C’è una cosa che vorresti assolutamente fare almeno una volta nella vita?
«Vorrei visitare più nazioni africane possibili. Sono stato di recente in quel continente e mi è letteralmente entrato nel cuore: ci sono colori fantastici, paesaggi mozzafiato e persone di un’umanità disarmante».
Sei soddisfatto della tua vita?
«Sono soddisfatto del percorso personale e professionale che ho fatto, di come ho affrontato gli ostacoli e di come questi mi hanno fatto crescere, ma ci sono ancora obiettivi importanti da raggiungere, che spero mi renderanno ancora più felice».
Qual è la cosa che più ti fa arrabbiare?
«Le ingiustizie e la mancanza di meritocrazia».
Hai un ricordo a te caro di quando eri bambino?
«I pomeriggi passati con i miei nonni paterni: i giochi, le attività che facevo con loro e l’amore che mi hanno trasmesso».
Perché è importante donare a sostegno della ricerca scientifica?
«Donare per la ricerca scientifica è fondamentale, è segnale di progresso e speranza per un futuro migliore per noi e i nostri figli, in cui malattie ancora incurabili potranno essere affrontate. Ad esempio in ambito oncologico c’è la necessità di avere terapie antitumorali sempre più personalizzate e con ridotti effetti collaterali rispetto alla generica chemioterapia».

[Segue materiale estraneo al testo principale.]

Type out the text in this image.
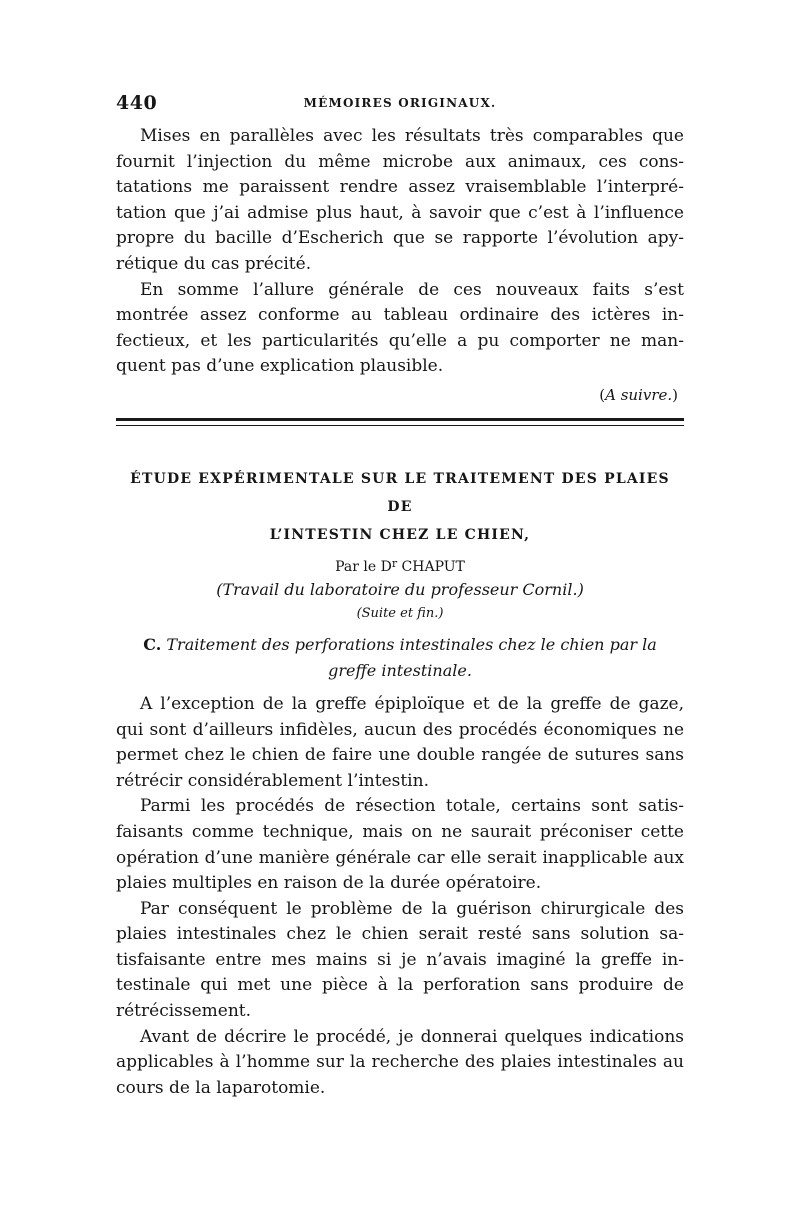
440	MÉMOIRES ORIGINAUX.

Mises en parallèles avec les résultats très comparables que fournit l’injection du même microbe aux animaux, ces constatations me paraissent rendre assez vraisemblable l’interprétation que j’ai admise plus haut, à savoir que c’est à l’influence propre du bacille d’Escherich que se rapporte l’évolution apyrétique du cas précité.

En somme l’allure générale de ces nouveaux faits s’est montrée assez conforme au tableau ordinaire des ictères infectieux, et les particularités qu’elle a pu comporter ne manquent pas d’une explication plausible.

(A suivre.)
ÉTUDE EXPÉRIMENTALE SUR LE TRAITEMENT DES PLAIES DE
L’INTESTIN CHEZ LE CHIEN,
Par le $D^r$ CHAPUT
(Travail du laboratoire du professeur Cornil.)
(Suite et fin.)
C. Traitement des perforations intestinales chez le chien par la greffe intestinale.

A l’exception de la greffe épiploïque et de la greffe de gaze, qui sont d’ailleurs infidèles, aucun des procédés économiques ne permet chez le chien de faire une double rangée de sutures sans rétrécir considérablement l’intestin.

Parmi les procédés de résection totale, certains sont satisfaisants comme technique, mais on ne saurait préconiser cette opération d’une manière générale car elle serait inapplicable aux plaies multiples en raison de la durée opératoire.

Par conséquent le problème de la guérison chirurgicale des plaies intestinales chez le chien serait resté sans solution satisfaisante entre mes mains si je n’avais imaginé la greffe intestinale qui met une pièce à la perforation sans produire de rétrécissement.

Avant de décrire le procédé, je donnerai quelques indications applicables à l’homme sur la recherche des plaies intestinales au cours de la laparotomie.
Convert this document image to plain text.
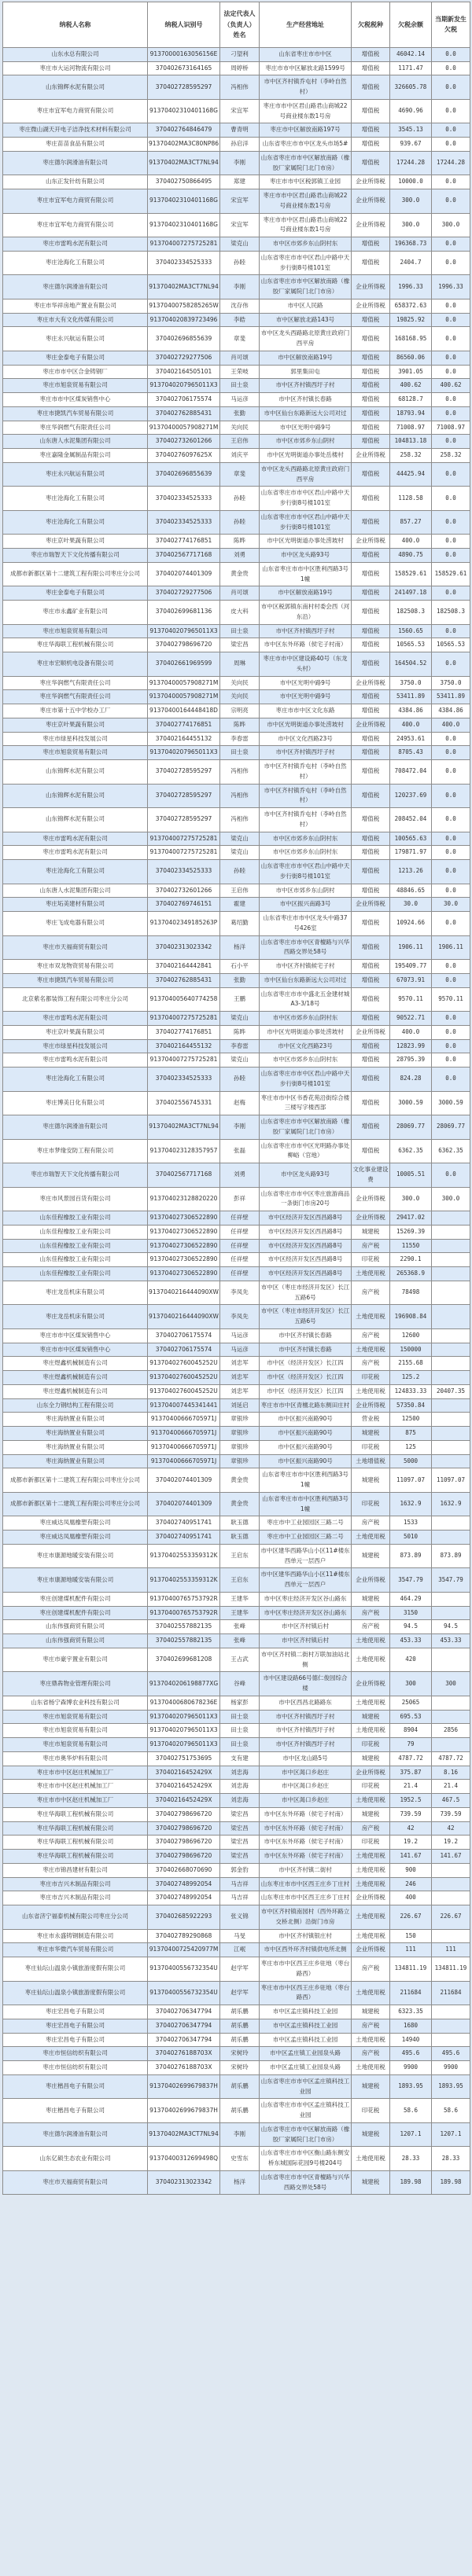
纳税人名称	纳税人识别号	法定代表人（负责人）姓名	生产经营地址	欠税税种	欠税余额	当期新发生欠税
山东水总有限公司	91370000163056156E	刁望利	山东省枣庄市市中区	增值税	46042.14	0.0
枣庄市大运河物流有限公司	370402673164165	周婷桥	枣庄市市中区解放北路1599号	增值税	1171.47	0.0
山东锦辉水泥有限公司	370402728595297	冯相伟	市中区齐村镇乔屯村（李岭自然村）	增值税	326605.78	0.0
枣庄市宜军电力商贸有限公司	91370402310401168G	宋宜军	枣庄市市中区君山路君山商城22号商业楼东数1号房	增值税	4690.96	0.0
枣庄微山湖天开电子洁净技术材料有限公司	370402764846479	曹青明	枣庄市中区解放南路197号	增值税	3545.13	0.0
枣庄苗苗食品有限公司	91370402MA3C80NP86	孙启洋	山东省枣庄市市中区龙头市场5#	增值税	939.67	0.0
枣庄德尔润滑油有限公司	91370402MA3CT7NL94	李刚	山东省枣庄市市中区解放南路（橡胶厂家属院门北门市房）	增值税	17244.28	17244.28
山东正发针纺有限公司	370402750866495	郑建	枣庄市市中区税郭镇工业园	企业所得税	10000.0	0.0
枣庄市宜军电力商贸有限公司	91370402310401168G	宋宜军	枣庄市市中区君山路君山商城22号商业楼东数1号房	企业所得税	300.0	0.0
枣庄市宜军电力商贸有限公司	91370402310401168G	宋宜军	枣庄市市中区君山路君山商城22号商业楼东数1号房	企业所得税	300.0	300.0
枣庄市雷鸣水泥有限公司	913704007275725281	梁克山	市中区市郊乡东山阴村东	增值税	196368.73	0.0
枣庄沧海化工有限公司	370402334525333	孙睦	山东省枣庄市市中区君山中路中天步行街8号楼101室	增值税	2404.7	0.0
枣庄德尔润滑油有限公司	91370402MA3CT7NL94	李刚	山东省枣庄市市中区解放南路（橡胶厂家属院门北门市房）	企业所得税	1996.33	1996.33
枣庄市华祥房地产置业有限公司	91370400758285265W	沈存伟	市中区人民路	企业所得税	658372.63	0.0
枣庄市大有文化传媒有限公司	913704020839723496	李皓	市中区解放北路143号	增值税	19825.92	0.0
枣庄永兴航运有限公司	370402696855639	章斐	市中区龙头西路路北原黄庄政府门西平房	增值税	168168.95	0.0
枣庄金泰电子有限公司	370402729277506	肖可颂	市中区解放南路19号	增值税	86560.06	0.0
枣庄市市中区合金铸钢厂	370402164505101	王荣岐	郭里集田屯	增值税	3901.05	0.0
枣庄市旭泉贸易有限公司	9137040207965011X3	田士泉	市中区齐村镇西圩子村	增值税	400.62	400.62
枣庄市市中区煤炭销售中心	370402706175574	马运彦	市中区齐村镇长春路	增值税	68128.7	0.0
枣庄市捷凯汽车贸易有限公司	370402762885431	张勤	市中区仙台东路新远大公司对过	增值税	18793.94	0.0
枣庄华润燃气有限责任公司	91370400057908271M	关向民	市中区光明中路9号	增值税	71008.97	71008.97
山东唐人水泥集团有限公司	370402732601266	王启伟	市中区市郊乡东山阴村	增值税	104813.18	0.0
枣庄嘉隆金属制品有限公司	37040276097625X	刘庆平	市中区光明街道办事处岳楼村	企业所得税	258.32	258.32
枣庄永兴航运有限公司	370402696855639	章斐	市中区龙头西路路北原黄庄政府门西平房	增值税	44425.94	0.0
枣庄沧海化工有限公司	370402334525333	孙睦	山东省枣庄市市中区君山中路中天步行街8号楼101室	增值税	1128.58	0.0
枣庄沧海化工有限公司	370402334525333	孙睦	山东省枣庄市市中区君山中路中天步行街8号楼101室	增值税	857.27	0.0
枣庄京叶果蔬有限公司	370402774176851	陈晔	市中区光明街道办事处涝坡村	企业所得税	400.0	0.0
枣庄市瑞智天下文化传播有限公司	370402567717168	刘勇	市中区龙头路93号	增值税	4890.75	0.0
成都市新都区第十二建筑工程有限公司枣庄分公司	370402074401309	黄金贵	山东省枣庄市市中区胜利西路3号1幢	增值税	158529.61	158529.61
枣庄金泰电子有限公司	370402729277506	肖可颂	市中区解放南路19号	增值税	241497.18	0.0
枣庄市永鑫矿业有限公司	370402699681136	皮大科	市中区税郭镇东南村村委会西（河东沿）	增值税	182508.3	182508.3
枣庄市旭泉贸易有限公司	9137040207965011X3	田士泉	市中区齐村镇西圩子村	增值税	1560.65	0.0
枣庄华海联工程机械有限公司	370402798696720	梁宏昌	市中区东外环路（侯宅子村南）	增值税	10565.53	10565.53
枣庄市宏顺机电设备有限公司	370402661969599	周琳	枣庄市市中区建设路40号（东龙头村）	增值税	164504.52	0.0
枣庄华润燃气有限责任公司	91370400057908271M	关向民	市中区光明中路9号	企业所得税	3750.0	3750.0
枣庄华润燃气有限责任公司	91370400057908271M	关向民	市中区光明中路9号	增值税	53411.89	53411.89
枣庄市第十五中学校办工厂	91370400164448418D	宗明亮	枣庄市市中区文化东路	增值税	4384.86	4384.86
枣庄京叶果蔬有限公司	370402774176851	陈晔	市中区光明街道办事处涝坡村	企业所得税	400.0	400.0
枣庄市绿星科技发展公司	370402164455132	李春雷	市中区文化西路23号	增值税	24953.61	0.0
枣庄市旭泉贸易有限公司	9137040207965011X3	田士泉	市中区齐村镇西圩子村	增值税	8705.43	0.0
山东锦辉水泥有限公司	370402728595297	冯相伟	市中区齐村镇乔屯村（李岭自然村）	增值税	708472.04	0.0
山东锦辉水泥有限公司	370402728595297	冯相伟	市中区齐村镇乔屯村（李岭自然村）	增值税	120237.69	0.0
山东锦辉水泥有限公司	370402728595297	冯相伟	市中区齐村镇乔屯村（李岭自然村）	增值税	208452.04	0.0
枣庄市雷鸣水泥有限公司	913704007275725281	梁克山	市中区市郊乡东山阴村东	增值税	100565.63	0.0
枣庄市雷鸣水泥有限公司	913704007275725281	梁克山	市中区市郊乡东山阴村东	增值税	179871.97	0.0
枣庄沧海化工有限公司	370402334525333	孙睦	山东省枣庄市市中区君山中路中天步行街8号楼101室	增值税	1213.26	0.0
山东唐人水泥集团有限公司	370402732601266	王启伟	市中区市郊乡东山阴村	增值税	48846.65	0.0
枣庄坧美建材有限公司	370402769746151	霍建	市中区振兴南路3号	企业所得税	30.0	30.0
枣庄飞成电器有限公司	91370402349185263P	葛绍勤	山东省枣庄市市中区龙头中路37号426室	增值税	10924.66	0.0
枣庄市天福商贸有限公司	370402313023342	杨洋	山东省枣庄市市中区青檀路与兴华西路交界处58号	增值税	1906.11	1906.11
枣庄市双龙物资贸易有限公司	370402164442841	石小平	市中区齐村镇候宅子村	增值税	195409.77	0.0
枣庄市捷凯汽车贸易有限公司	370402762885431	张勤	市中区仙台东路新远大公司对过	增值税	67073.91	0.0
北京紫名都装饰工程有限公司枣庄分公司	913704005640774258	王鹏	山东省枣庄市市中盛北五金建材城A3-3/18号	增值税	9570.11	9570.11
枣庄市雷鸣水泥有限公司	913704007275725281	梁克山	市中区市郊乡东山阴村东	增值税	90522.71	0.0
枣庄京叶果蔬有限公司	370402774176851	陈晔	市中区光明街道办事处涝坡村	企业所得税	400.0	0.0
枣庄市绿星科技发展公司	370402164455132	李春雷	市中区文化西路23号	增值税	12823.99	0.0
枣庄市雷鸣水泥有限公司	913704007275725281	梁克山	市中区市郊乡东山阴村东	增值税	28795.39	0.0
枣庄沧海化工有限公司	370402334525333	孙睦	山东省枣庄市市中区君山中路中天步行街8号楼101室	增值税	824.28	0.0
枣庄博美日化有限公司	370402556745331	赵梅	枣庄市市中区书香花苑沿街综合楼三楼写字楼西部	增值税	3000.59	3000.59
枣庄德尔润滑油有限公司	91370402MA3CT7NL94	李刚	山东省枣庄市市中区解放南路（橡胶厂家属院门北门市房）	增值税	28069.77	28069.77
枣庄市梦缘安防工程有限公司	913704023128357957	张磊	山东省枣庄市市中区光明路办事处柳峪（官地）	增值税	6362.35	6362.35
枣庄市瑞智天下文化传播有限公司	370402567717168	刘勇	市中区龙头路93号	文化事业建设费	10005.51	0.0
枣庄市风景园百货有限公司	913704023128820220	彭祥	山东省枣庄市市中区枣庄旅游商品一条街门市房20号	企业所得税	300.0	300.0
山东佳程橡胶工业有限公司	913704027306522890	任祥壁	市中区经济开发区西昌路8号	企业所得税	29417.02	
山东佳程橡胶工业有限公司	913704027306522890	任祥壁	市中区经济开发区西昌路8号	城建税	15269.39	
山东佳程橡胶工业有限公司	913704027306522890	任祥壁	市中区经济开发区西昌路8号	房产税	11550	
山东佳程橡胶工业有限公司	913704027306522890	任祥壁	市中区经济开发区西昌路8号	印花税	2290.1	
山东佳程橡胶工业有限公司	913704027306522890	任祥壁	市中区经济开发区西昌路8号	土地使用税	265368.9	
枣庄龙岳机床有限公司	9137040216444090XW	李凤先	市中区（枣庄市经济开发区）长江五路6号	房产税	78498	
枣庄龙岳机床有限公司	9137040216444090XW	李凤先	市中区（枣庄市经济开发区）长江五路6号	土地使用税	196908.84	
枣庄市市中区煤炭销售中心	370402706175574	马运彦	市中区齐村镇长春路	房产税	12600	
枣庄市市中区煤炭销售中心	370402706175574	马运彦	市中区齐村镇长春路	土地使用税	150000	
枣庄煜鑫机械制造有公司	91370402760045252U	刘忠军	市中区（经济开发区）长江四	房产税	2155.68	
枣庄煜鑫机械制造有公司	91370402760045252U	刘忠军	市中区（经济开发区）长江四	印花税	125.2	
枣庄煜鑫机械制造有公司	91370402760045252U	刘忠军	市中区（经济开发区）长江四	土地使用税	124833.33	20407.35
山东全力钢结构工程有限公司	913704007445341441	刘延启	枣庄市市中区青檀北路东侧田庄村	企业所得税	57350.84	
枣庄海纳置业有限公司	91370400666705971J	章银珍	市中区振兴南路90号	营业税	12500	
枣庄海纳置业有限公司	91370400666705971J	章银珍	市中区振兴南路90号	城建税	875	
枣庄海纳置业有限公司	91370400666705971J	章银珍	市中区振兴南路90号	印花税	125	
枣庄海纳置业有限公司	91370400666705971J	章银珍	市中区振兴南路90号	土地增值税	5000	
成都市新都区第十二建筑工程有限公司枣庄分公司	370402074401309	黄金贵	山东省枣庄市市中区胜利西路3号1幢	城建税	11097.07	11097.07
成都市新都区第十二建筑工程有限公司枣庄分公司	370402074401309	黄金贵	山东省枣庄市市中区胜利西路3号1幢	印花税	1632.9	1632.9
枣庄威达凤凰橡塑有限公司	370402740951741	耿玉德	枣庄市中工业园园区三路二号	房产税	1533	
枣庄威达凤凰橡塑有限公司	370402740951741	耿玉德	枣庄市中工业园园区三路二号	土地使用税	5010	
枣庄市康源地暖安装有限公司	91370402553359312K	王启东	市中区建华西路华山小区11#楼东西单元一层西户	城建税	873.89	873.89
枣庄市康源地暖安装有限公司	91370402553359312K	王启东	市中区建华西路华山小区11#楼东西单元一层西户	企业所得税	3547.79	3547.79
枣庄创建煤机配件有限公司	91370400765753792R	王建华	市中区枣庄经济开发区谷山路东	城建税	464.29	
枣庄创建煤机配件有限公司	91370400765753792R	王建华	市中区枣庄经济开发区谷山路东	房产税	3150	
山东伟强商贸有限公司	370402557882135	张峰	市中区齐村镇后村	房产税	94.5	94.5
山东伟强商贸有限公司	370402557882135	张峰	市中区齐村镇后村	土地使用税	453.33	453.33
枣庄市豪宇置业有限公司	370402699681208	王占武	市中区齐村镇二街村万联加油站北侧	土地使用税	420	
枣庄鼎犇物业管理有限公司	9137040206198877XG	谷峰	市中区建设路66号德仁俊园综合楼	企业所得税	300	300
山东省杨宁森博农业科技有限公司	91370400680678236E	杨家彭	市中区西昌北路路东	土地使用税	25065	
枣庄市旭泉贸易有限公司	9137040207965011X3	田士泉	市中区齐村镇西圩子村	城建税	695.53	
枣庄市旭泉贸易有限公司	9137040207965011X3	田士泉	市中区齐村镇西圩子村	土地使用税	8904	2856
枣庄市旭泉贸易有限公司	9137040207965011X3	田士泉	市中区齐村镇西圩子村	印花税	79	
枣庄市奥华炉料有限公司	370402751753695	支有建	市中区龙山路5号	城建税	4787.72	4787.72
枣庄市市中区赵庄机械加工厂	37040216452429X	刘忠海	市中区渴口乡赵庄	企业所得税	375.87	8.16
枣庄市市中区赵庄机械加工厂	37040216452429X	刘忠海	市中区渴口乡赵庄	印花税	21.4	21.4
枣庄市市中区赵庄机械加工厂	37040216452429X	刘忠海	市中区渴口乡赵庄	土地使用税	1952.5	467.5
枣庄华海联工程机械有限公司	370402798696720	梁宏昌	市中区东外环路（侯宅子村南）	城建税	739.59	739.59
枣庄华海联工程机械有限公司	370402798696720	梁宏昌	市中区东外环路（侯宅子村南）	房产税	42	42
枣庄华海联工程机械有限公司	370402798696720	梁宏昌	市中区东外环路（侯宅子村南）	印花税	19.2	19.2
枣庄华海联工程机械有限公司	370402798696720	梁宏昌	市中区东外环路（侯宅子村南）	土地使用税	141.67	141.67
枣庄市锦昌建材有限公司	370402668070690	郭金豹	市中区齐村镇二街村	土地使用税	900	
枣庄市吉兴木制品有限公司	370402748992054	马吉祥	山东枣庄市市中区西王庄乡丁庄村	土地使用税	246	
枣庄市吉兴木制品有限公司	370402748992054	马吉祥	山东枣庄市市中区西王庄乡丁庄村	企业所得税	400	
山东省济宁福泰机械有限公司枣庄分公司	370402685922293	张义锦	市中区齐村镇南园村（西外环路立交桥北侧）沿街门市房	土地使用税	226.67	226.67
枣庄市永盛铸钢制造有限公司	370402789290868	马旻	市中区齐村镇银庄村	土地使用税	150	
枣庄市华微汽车贸易有限公司	91370400725420977M	江岷	市中区西外环齐村镇供电所北侧	企业所得税	111	111
枣庄仙坛山温泉小镇旅游度假有限公司	91370400556732354U	赵学军	枣庄市市中区西王庄乡驻地（枣台路西）	房产税	134811.19	134811.19
枣庄仙坛山温泉小镇旅游度假有限公司	91370400556732354U	赵学军	枣庄市市中区西王庄乡驻地（枣台路西）	土地使用税	211684	211684
枣庄宏昌电子有限公司	370402706347794	胡乐鹏	市中区孟庄镇科技工业园	城建税	6323.35	
枣庄宏昌电子有限公司	370402706347794	胡乐鹏	市中区孟庄镇科技工业园	房产税	1680	
枣庄宏昌电子有限公司	370402706347794	胡乐鹏	市中区孟庄镇科技工业园	土地使用税	14940	
枣庄市恒信纺织有限公司	37040276188703X	宋树玲	市中区孟庄镇工业园泉头路	房产税	495.6	495.6
枣庄市恒信纺织有限公司	37040276188703X	宋树玲	市中区孟庄镇工业园泉头路	土地使用税	9900	9900
枣庄楷昌电子有限公司	91370402699679837H	胡乐鹏	山东省枣庄市市中区孟庄镇科技工业园	城建税	1893.95	1893.95
枣庄楷昌电子有限公司	91370402699679837H	胡乐鹏	山东省枣庄市市中区孟庄镇科技工业园	印花税	58.6	58.6
枣庄德尔润滑油有限公司	91370402MA3CT7NL94	李刚	山东省枣庄市市中区解放南路（橡胶厂家属院门北门市房）	城建税	1207.1	1207.1
山东亿硕生态农业有限公司	91370400312699498Q	史雪东	山东省枣庄市市中区衡山路东侧安桥东城国际花园9号楼204号	土地使用税	28.33	28.33
枣庄市天福商贸有限公司	370402313023342	杨洋	山东省枣庄市市中区青檀路与兴华西路交界处58号	城建税	189.98	189.98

Cosa vorresti dire alle persone che scelgono di donare a sostegno della ricerca scientifica?
«Grazie! È grazie a chi dona e crede nella ricerca se oggi tanti giovani ricercatori come me hanno la possibilità di mettersi in gioco e di portare avanti le proprie idee, sperando un giorno di poter restituire l’investimento fatto con importanti risultati».